Meeting Emmanuel was the absolute reset of my life. I knew all these too, but only on paper. I had studied quiescent points, buffer overflows, critical thinking, and f*ucking BJTs, and was the best student in my class with the highest grades in these subjects, but when it came to making the BJT wet, I was stupid. I graduated as the valedictorian at my university, but I was dumb as f*ck when it came to putting into practice the beauty I had once read. And from thenceforth, I came to resent the mere pursuit of knowledge, and I totally agreed with Mark Manson↗ that learning more is a smart person’s best method of procrastination. It is why I am flaccid when my friends tell me they're pursuing a PhD, especially those who miserably do it for an 'et al.' tag. The actual essence of a struggle with knowledge is to bring its importance to reality, and even better, to better the life of your fellow man with it.
Since that realization, I have not grown the best. I’m meant to have shipped a music sheet translator↗, a gesture-controlled drone, and an educational OS for Africa, but for some stupid reason, unknown to precarity and me, I have been lazing around with stupid excuses and echo chambers that consolidate my misbehaviors. Then I met Henry.
Henry is a Nigerian.
Henry is Igbo.
Henry studied EE in Nigeria.
Henry went on to study AI at Queen Mary University.
Henry then applied for a PhD but was not granted one, then
Henry took a job as an ML engineer for a few years, then
Henry went through and got to the interview stage for a role at NVIDIA, then
Henry declined the role and,
Henry started his own company, Cactus↗, which is at the intersection of hardware and AI. Cactus got into YC and has partnered with DeepMind and Nothing.
Henry has also been facing criticisms ↗about his product, and has been taking it like a champ, and still,
Henry has been shipping ever since.
And yet, Henry thinks he’s a nobody! F*ckkkkkkk!
Nelson is a Nigerian.
Nelson is Igbo.
Nelson studied EE in Nigeria.
Nelson is currently studying AI at the University of Cambridge.

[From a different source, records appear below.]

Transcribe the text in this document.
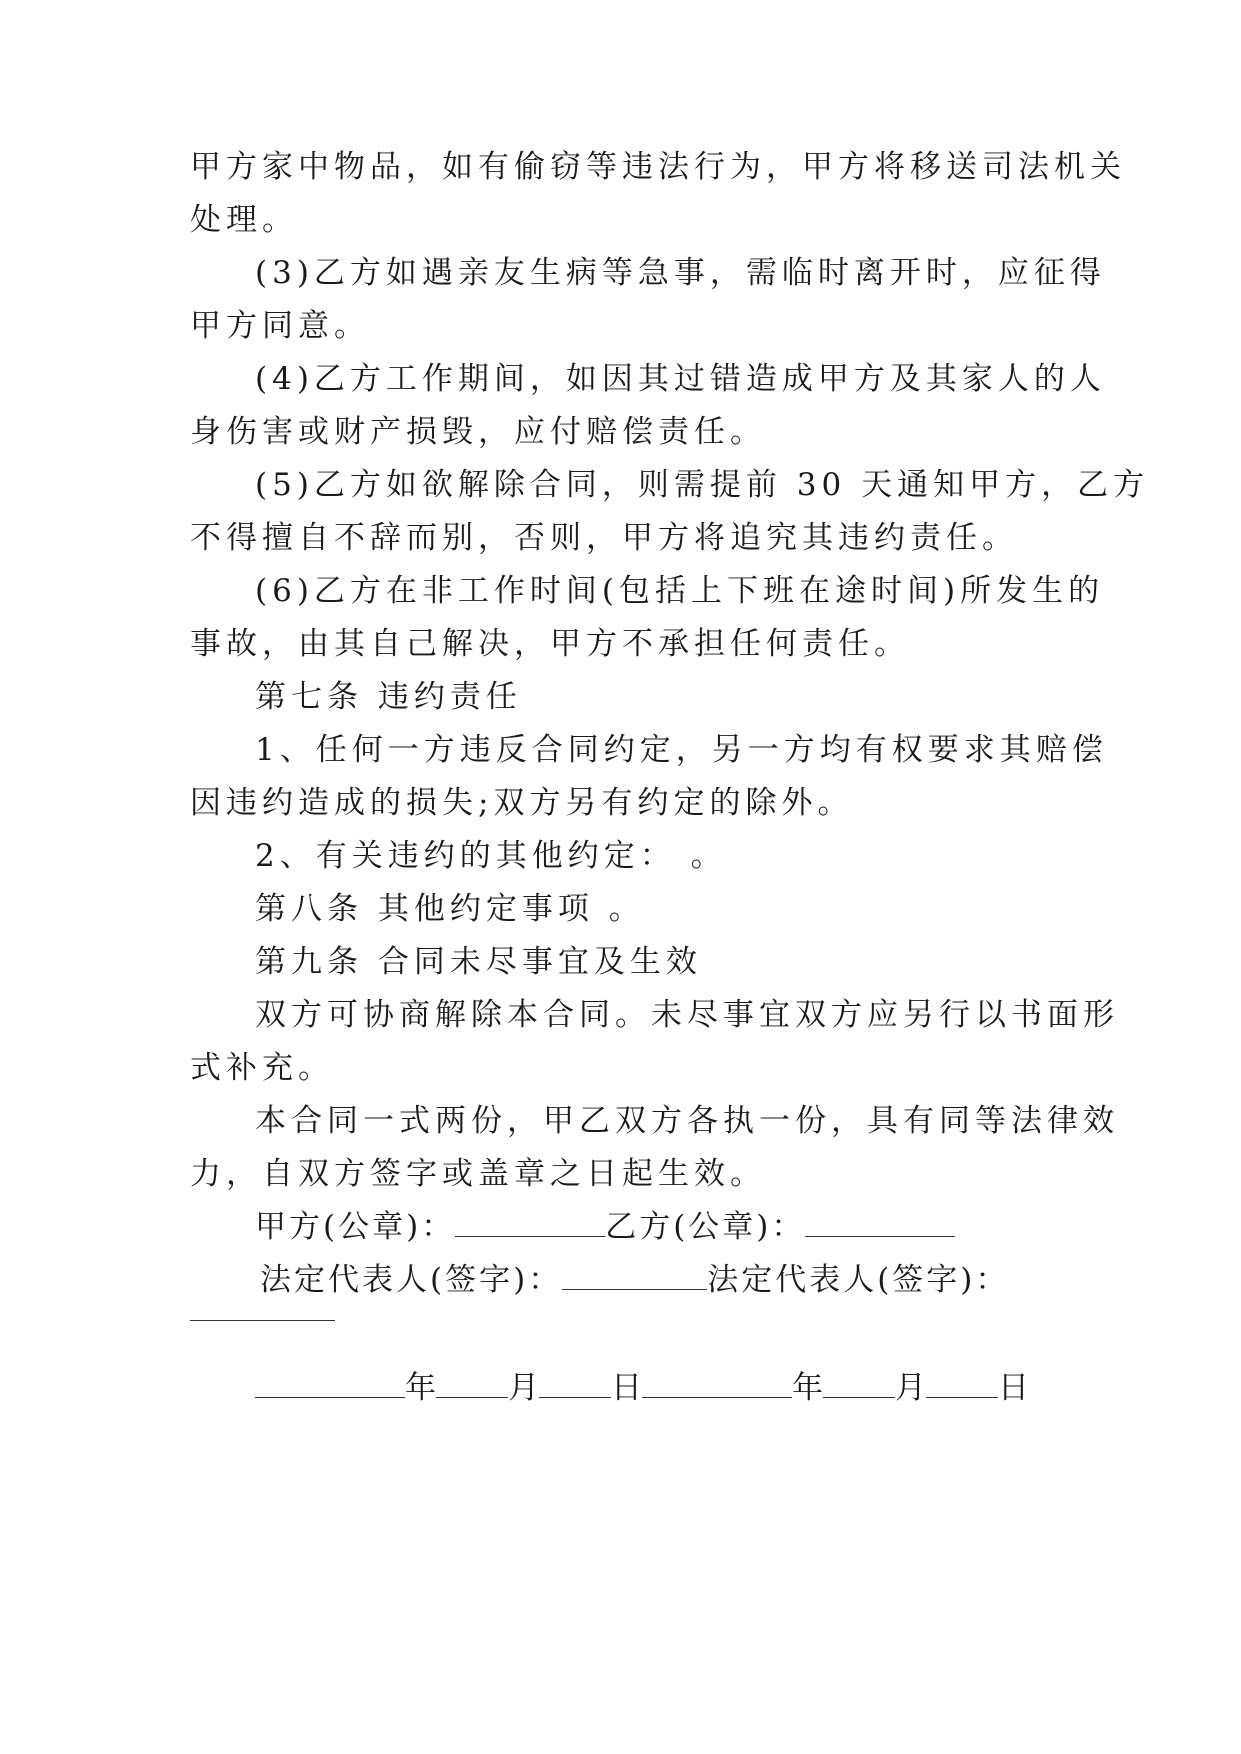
甲方家中物品，如有偷窃等违法行为，甲方将移送司法机关
处理。
(3)乙方如遇亲友生病等急事，需临时离开时，应征得
甲方同意。
(4)乙方工作期间，如因其过错造成甲方及其家人的人
身伤害或财产损毁，应付赔偿责任。
(5)乙方如欲解除合同，则需提前 30 天通知甲方，乙方
不得擅自不辞而别，否则，甲方将追究其违约责任。
(6)乙方在非工作时间(包括上下班在途时间)所发生的
事故，由其自己解决，甲方不承担任何责任。
第七条 违约责任
1、任何一方违反合同约定，另一方均有权要求其赔偿
因违约造成的损失;双方另有约定的除外。
2、有关违约的其他约定： 。
第八条 其他约定事项 。
第九条 合同未尽事宜及生效
双方可协商解除本合同。未尽事宜双方应另行以书面形
式补充。
本合同一式两份，甲乙双方各执一份，具有同等法律效
力，自双方签字或盖章之日起生效。
甲方(公章)：	乙方(公章)：
法定代表人(签字)：	法定代表人(签字)：
年 月 日	年 月 日
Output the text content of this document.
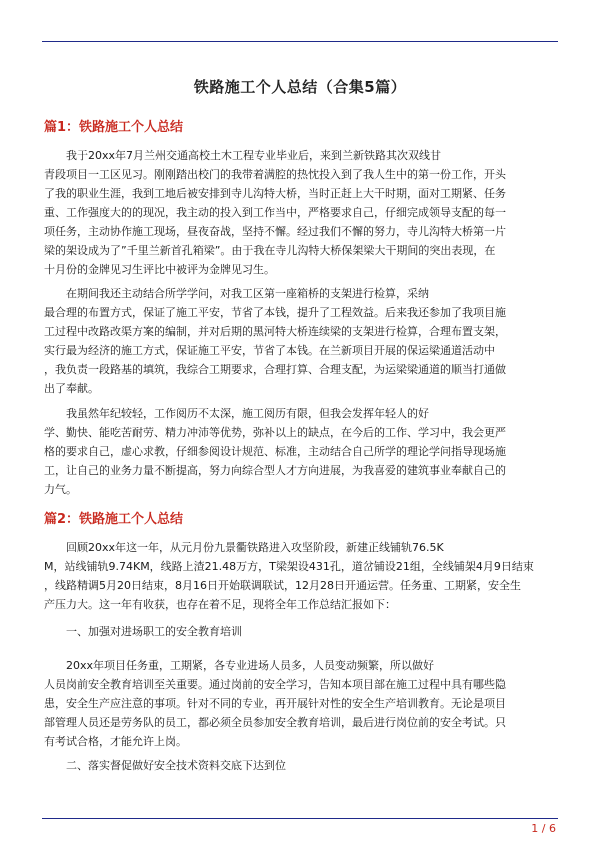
铁路施工个人总结（合集5篇）
篇1：铁路施工个人总结
我于20xx年7月兰州交通高校土木工程专业毕业后，来到兰新铁路其次双线甘
青段项目一工区见习。刚刚踏出校门的我带着满腔的热忱投入到了我人生中的第一份工作，开头
了我的职业生涯，我到工地后被安排到寺儿沟特大桥，当时正赶上大干时期，面对工期紧、任务
重、工作强度大的的现况，我主动的投入到工作当中，严格要求自己，仔细完成领导支配的每一
项任务，主动协作施工现场，昼夜奋战，坚持不懈。经过我们不懈的努力，寺儿沟特大桥第一片
梁的架设成为了”千里兰新首孔箱梁”。由于我在寺儿沟特大桥保架梁大干期间的突出表现，在
十月份的金牌见习生评比中被评为金牌见习生。
在期间我还主动结合所学学问，对我工区第一座箱桥的支架进行检算，采纳
最合理的布置方式，保证了施工平安，节省了本钱，提升了工程效益。后来我还参加了我项目施
工过程中改路改渠方案的编制，并对后期的黑河特大桥连续梁的支架进行检算，合理布置支架，
实行最为经济的施工方式，保证施工平安，节省了本钱。在兰新项目开展的保运梁通道活动中
，我负责一段路基的填筑，我综合工期要求，合理打算、合理支配，为运梁梁通道的顺当打通做
出了奉献。
我虽然年纪较轻，工作阅历不太深，施工阅历有限，但我会发挥年轻人的好
学、勤快、能吃苦耐劳、精力冲沛等优势，弥补以上的缺点，在今后的工作、学习中，我会更严
格的要求自己，虚心求教，仔细参阅设计规范、标准，主动结合自己所学的理论学问指导现场施
工，让自己的业务力量不断提高，努力向综合型人才方向进展，为我喜爱的建筑事业奉献自己的
力气。
篇2：铁路施工个人总结
回顾20xx年这一年，从元月份九景衢铁路进入攻坚阶段，新建正线铺轨76.5K
M，站线铺轨9.74KM，线路上渣21.48万方，T梁架设431孔，道岔铺设21组，全线铺架4月9日结束
，线路精调5月20日结束，8月16日开始联调联试，12月28日开通运营。任务重、工期紧，安全生
产压力大。这一年有收获，也存在着不足，现将全年工作总结汇报如下：
一、加强对进场职工的安全教育培训
20xx年项目任务重，工期紧，各专业进场人员多，人员变动频繁，所以做好
人员岗前安全教育培训至关重要。通过岗前的安全学习，告知本项目部在施工过程中具有哪些隐
患，安全生产应注意的事项。针对不同的专业，再开展针对性的安全生产培训教育。无论是项目
部管理人员还是劳务队的员工，都必须全员参加安全教育培训，最后进行岗位前的安全考试。只
有考试合格，才能允许上岗。
二、落实督促做好安全技术资料交底下达到位
1 / 6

Henry is the perfect example for Nelson. But Nelson thinks he lacks Henry’s will and proof of work, as he’s still struggling to understand why gradient descent points in the direction of the steepest hill.
Nelson has told Henry that he thinks he lacks directed ambition, but Henry said that time will perfect things. But Nelson knows that Henry’s truth is the best soothing lie for his soul because he knows that he is far more than his current state, and time will only worsen his status quo if he doesn’t change something within and start shipping like Henry. Nelson has been complaining and downright procrastinating for too long.
But at least I’m happy about a small realization. I’ve now figured out why it’s important to think you’re a nobody in the first place. It removes the weight of the impostor thoughts and places you at the front line of the battle of intelligence. There, you’re free because you're a nobody who knows nothing yet, and you’re, in Plato’s voice, a tabula rasa. This is the greatest relief, because at that point you're at peace with diving into the unknowns, finding your way through it, and enjoying every new piece of knowledge you encounter, even if you get lost along the way. And if you died in that battle, you at least died at the front line and not as a coward, cowering and shouting instructions from the rear.
And instead of sobbing that you don’t understand what you see, you smile, say I’m a nobody who hasn’t met this knowledge before, and then you wrestle with it regardless.
Henry just released an AI CS Compendium↗. And I gawk at the wealth of knowledge and experience and how time has favored Henry.
For it is my hope that one day, my trajectory after Cambridge will be similar to, if not more than, that of Henry and Emmanuel. And one day, I can earn the right to finally say, “Honestly, I am a nobody!”